Der Bau-Boom ließ Ziegeleien florieren. So baute der Bergheimer Landwirt Peter Schrooten seine Ziegelei zum Exportunternehmen aus. Es gab sie bis 1963. Typisch war kurz nach dem Zweiten Weltkrieg in Bergheim der Bau von Baracken an Hugo-, Martin- und Jakobstraße. Erst ab Mitte der 1950er Jahre entstanden dort und in der Nähe moderne Neubaugebiete. Nach rund 50 Jahren war die Zeit der Zechen vorbei. 1967 machte Diergardt dicht, 1973 Mevissen. Neues Gewerbe siedelte sich an, so die Verwaltung der Götzen-Baumärkte (heute Toom).
Neue Straßen und Viertel
- Wichtige Verkehrsachsen wurden Trompeter Straße, Kreuzacker, Moerser Straße 1953, Jägerstraße, Lange und Bergheimer Straße, ferner der Autobahnzubringer.
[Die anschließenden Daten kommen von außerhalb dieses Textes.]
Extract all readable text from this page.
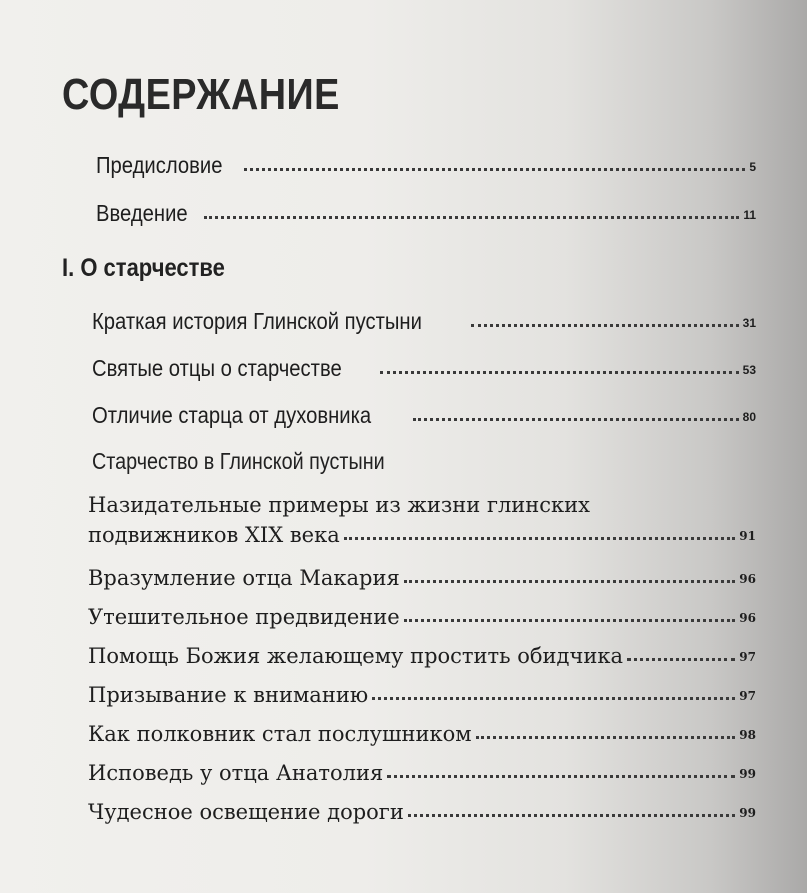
СОДЕРЖАНИЕ
Предисловие	5
Введение	11
I. О старчестве
Краткая история Глинской пустыни	31
Святые отцы о старчестве	53
Отличие старца от духовника	80
Старчество в Глинской пустыни
Назидательные примеры из жизни глинских
подвижников XIX века	91
Вразумление отца Макария	96
Утешительное предвидение	96
Помощь Божия желающему простить обидчика	97
Призывание к вниманию	97
Как полковник стал послушником	98
Исповедь у отца Анатолия	99
Чудесное освещение дороги	99
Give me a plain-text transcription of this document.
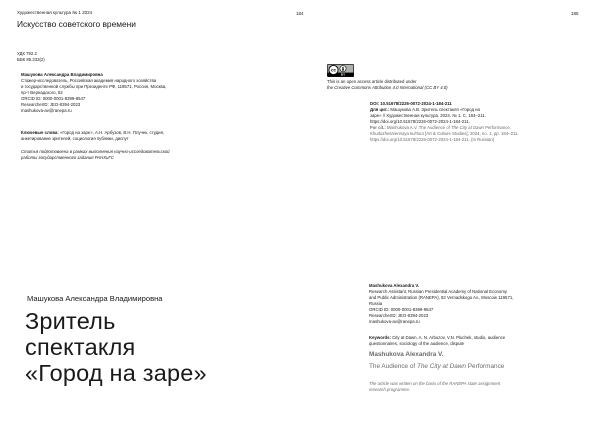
Художественная культура № 1 2024
Искусство советского времени
184	185
УДК 792.2
ББК 85.333(2)
Машукова Александра Владимировна
Стажер-исследователь, Российская академия народного хозяйства
и государственной службы при Президенте РФ, 119571, Россия, Москва,
пр-т Вернадского, 82
ORCID ID: 0000-0001-8399-9547
ResearcherID: JEO-8394-2023
mashukova-av@ranepa.ru
Ключевые слова: «Город на заре», А.Н. Арбузов, В.Н. Плучек, студия,
анкетирование зрителей, социология публики, диспут
Статья подготовлена в рамках выполнения научно-исследовательской
работы государственного задания РАНХиГС
cc
BY
This is an open access article distributed under
the Creative Commons Attribution 4.0 International (CC BY 4.0)
DOI: 10.51678/2226-0072-2024-1-184-211
Для цит.: Машукова А.В. Зритель спектакля «Город на
заре» // Художественная культура. 2024. № 1. С. 184–211.
https://doi.org/10.51678/2226-0072-2024-1-184-211.
For cit.: Mashukova A.V. The Audience of The City at Dawn Performance.
Khudozhestvennaya kul'tura [Art & Culture Studies], 2024, no. 1, pp. 184–211.
https://doi.org/10.51678/2226-0072-2024-1-184-211. (In Russian)
Машукова Александра Владимировна
Зритель
спектакля
«Город на заре»
Mashukova Alexandra V.
Research Assistant, Russian Presidential Academy of National Economy
and Public Administration (RANEPA), 82 Vernadskogo Av., Moscow 119571,
Russia
ORCID ID: 0000-0001-8399-9547
ResearcherID: JEO-8394-2023
mashukova-av@ranepa.ru
Keywords: City at Dawn, A. N. Arbuzov, V.N. Pluchek, studio, audience
questionnaires, sociology of the audience, dispute
Mashukova Alexandra V.
The Audience of The City at Dawn Performance
The article was written on the basis of the RANEPA state assignment
research programme.
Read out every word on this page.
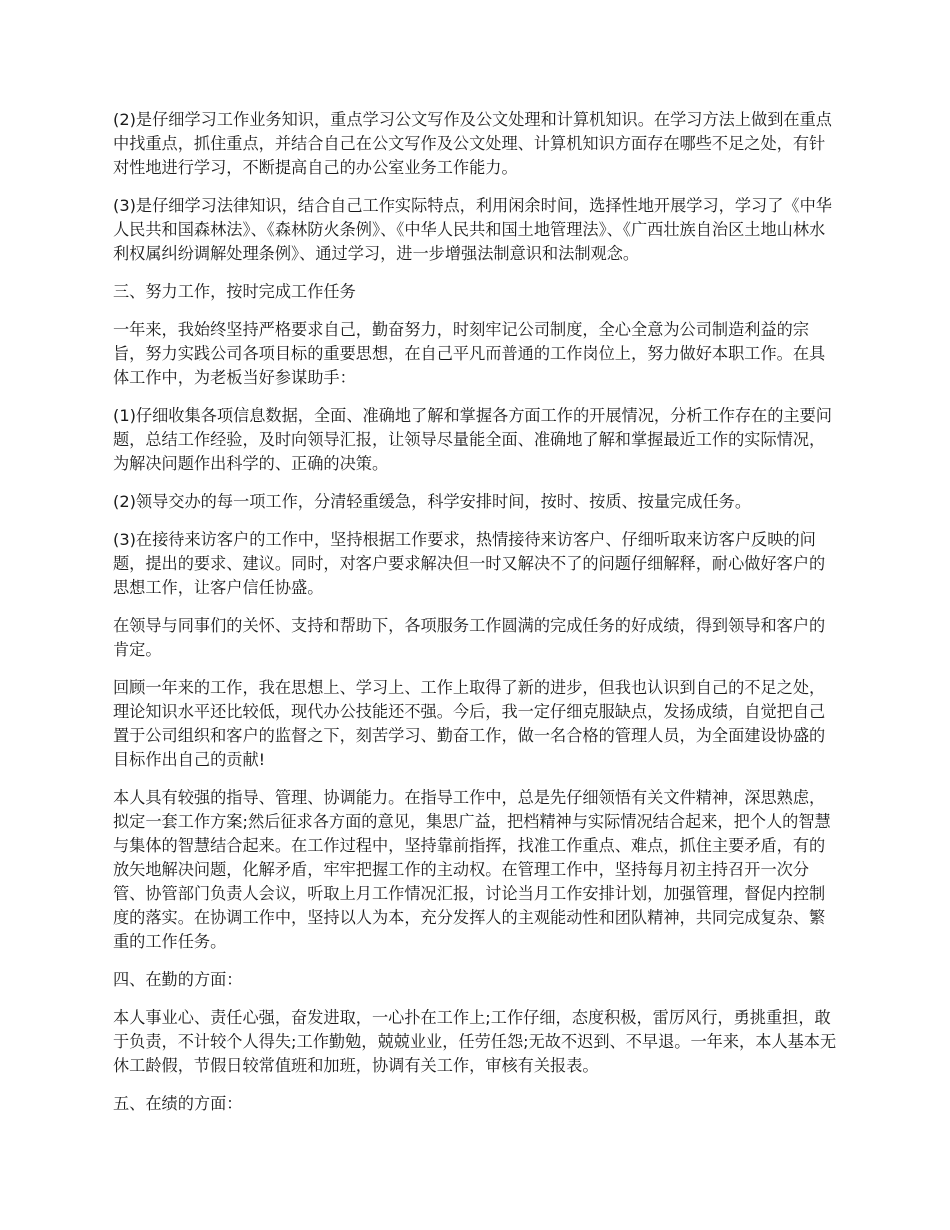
(2)是仔细学习工作业务知识，重点学习公文写作及公文处理和计算机知识。在学习方法上做到在重点中找重点，抓住重点，并结合自己在公文写作及公文处理、计算机知识方面存在哪些不足之处，有针对性地进行学习，不断提高自己的办公室业务工作能力。

(3)是仔细学习法律知识，结合自己工作实际特点，利用闲余时间，选择性地开展学习，学习了《中华人民共和国森林法》、《森林防火条例》、《中华人民共和国土地管理法》、《广西壮族自治区土地山林水利权属纠纷调解处理条例》、通过学习，进一步增强法制意识和法制观念。

三、努力工作，按时完成工作任务

一年来，我始终坚持严格要求自己，勤奋努力，时刻牢记公司制度，全心全意为公司制造利益的宗旨，努力实践公司各项目标的重要思想，在自己平凡而普通的工作岗位上，努力做好本职工作。在具体工作中，为老板当好参谋助手：

(1)仔细收集各项信息数据，全面、准确地了解和掌握各方面工作的开展情况，分析工作存在的主要问题，总结工作经验，及时向领导汇报，让领导尽量能全面、准确地了解和掌握最近工作的实际情况，为解决问题作出科学的、正确的决策。

(2)领导交办的每一项工作，分清轻重缓急，科学安排时间，按时、按质、按量完成任务。

(3)在接待来访客户的工作中，坚持根据工作要求，热情接待来访客户、仔细听取来访客户反映的问题，提出的要求、建议。同时，对客户要求解决但一时又解决不了的问题仔细解释，耐心做好客户的思想工作，让客户信任协盛。

在领导与同事们的关怀、支持和帮助下，各项服务工作圆满的完成任务的好成绩，得到领导和客户的肯定。

回顾一年来的工作，我在思想上、学习上、工作上取得了新的进步，但我也认识到自己的不足之处，理论知识水平还比较低，现代办公技能还不强。今后，我一定仔细克服缺点，发扬成绩，自觉把自己置于公司组织和客户的监督之下，刻苦学习、勤奋工作，做一名合格的管理人员，为全面建设协盛的目标作出自己的贡献!

本人具有较强的指导、管理、协调能力。在指导工作中，总是先仔细领悟有关文件精神，深思熟虑，拟定一套工作方案;然后征求各方面的意见，集思广益，把档精神与实际情况结合起来，把个人的智慧与集体的智慧结合起来。在工作过程中，坚持靠前指挥，找准工作重点、难点，抓住主要矛盾，有的放矢地解决问题，化解矛盾，牢牢把握工作的主动权。在管理工作中，坚持每月初主持召开一次分管、协管部门负责人会议，听取上月工作情况汇报，讨论当月工作安排计划，加强管理，督促内控制度的落实。在协调工作中，坚持以人为本，充分发挥人的主观能动性和团队精神，共同完成复杂、繁重的工作任务。

四、在勤的方面：

本人事业心、责任心强，奋发进取，一心扑在工作上;工作仔细，态度积极，雷厉风行，勇挑重担，敢于负责，不计较个人得失;工作勤勉，兢兢业业，任劳任怨;无故不迟到、不早退。一年来，本人基本无休工龄假，节假日较常值班和加班，协调有关工作，审核有关报表。

五、在绩的方面：
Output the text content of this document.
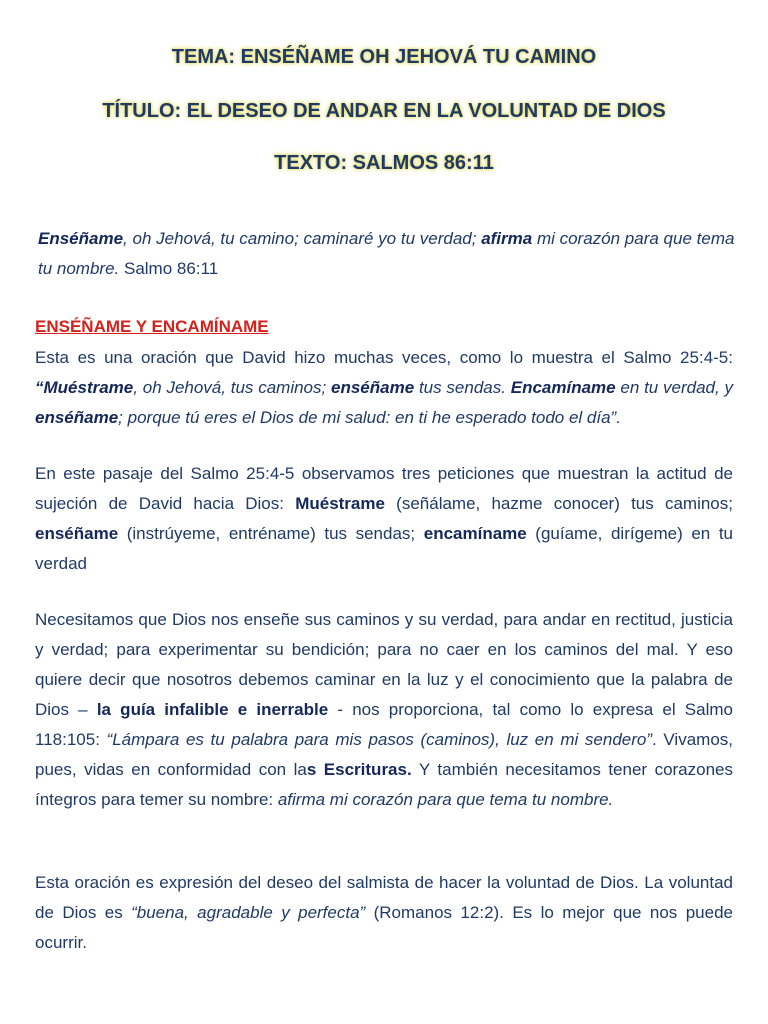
TEMA: ENSÉÑAME OH JEHOVÁ TU CAMINO
TÍTULO: EL DESEO DE ANDAR EN LA VOLUNTAD DE DIOS
TEXTO: SALMOS 86:11
Enséñame, oh Jehová, tu camino; caminaré yo tu verdad; afirma mi corazón para que tema tu nombre. Salmo 86:11
ENSÉÑAME Y ENCAMÍNAME
Esta es una oración que David hizo muchas veces, como lo muestra el Salmo 25:4-5: “Muéstrame, oh Jehová, tus caminos; enséñame tus sendas. Encamíname en tu verdad, y enséñame; porque tú eres el Dios de mi salud: en ti he esperado todo el día”.
En este pasaje del Salmo 25:4-5 observamos tres peticiones que muestran la actitud de sujeción de David hacia Dios: Muéstrame (señálame, hazme conocer) tus caminos; enséñame (instrúyeme, entréname) tus sendas; encamíname (guíame, dirígeme) en tu verdad
Necesitamos que Dios nos enseñe sus caminos y su verdad, para andar en rectitud, justicia y verdad; para experimentar su bendición; para no caer en los caminos del mal. Y eso quiere decir que nosotros debemos caminar en la luz y el conocimiento que la palabra de Dios – la guía infalible e inerrable - nos proporciona, tal como lo expresa el Salmo 118:105: “Lámpara es tu palabra para mis pasos (caminos), luz en mi sendero”. Vivamos, pues, vidas en conformidad con las Escrituras. Y también necesitamos tener corazones íntegros para temer su nombre: afirma mi corazón para que tema tu nombre.
Esta oración es expresión del deseo del salmista de hacer la voluntad de Dios. La voluntad de Dios es “buena, agradable y perfecta” (Romanos 12:2). Es lo mejor que nos puede ocurrir.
- Asterlagen und Winkelhausen, Oestrum-Nord und große Teile von Trompet wurden zu Eigenheim-Vororten. Seit 1991 gibt es den Businesspark Asterlagen.
Geschichte der Schulen
- Die Anfänge des Schulwesens gehen auf Unterricht für Kinder zweier begüteter Grundbesitzer Mitte des 18. Jahrhunderts in der Alten Mühle in Bergheim zurück. Das war aber noch nicht von Dauer. Um 1790 entstand am Paschacker, auf der Grenze von Bergheim und Oestrum, ein erstes Schulgebäude. Es wurde 1844 erweitert. 1857 brannte die Schule ab und wurde wieder aufgebaut. 1878 und 1886 wurde sie erneut erweitert. Die Schule wurde bis 1929 genutzt, möglicherweise auch noch einmal kurz nach dem Zweiten Weltkrieg. In den 1960er Jahren wurde das Gebäude abgerissen. 1967 entstand dort der Neubau einer Förderschule, der heutigen Friedrich-Fröbel-Schule.
- Mindestens seit 1829 gab es auch in Asterlagen eine Schule. Sie wurde 1899 erneuert oder erweitert und 1960 durch die Schule an der Bergheimer Straße ersetzt.
- Da die Schule Paschacker die wachsenden Schülerzahlen nicht mehr aufnehmen konnte, wurde 1898 für Kinder aus Oestrum und Trompet die „Pickertschule“ Auf dem Pickert, eigentlich an der Moerser Straße gelegen, eröffnet. Sie wurde im Zweiten Weltkrieg schwer beschädigt. Ihre Nachfolge trat 1976 die Grundschule an der Van-Gogh-Straße in Trompet an.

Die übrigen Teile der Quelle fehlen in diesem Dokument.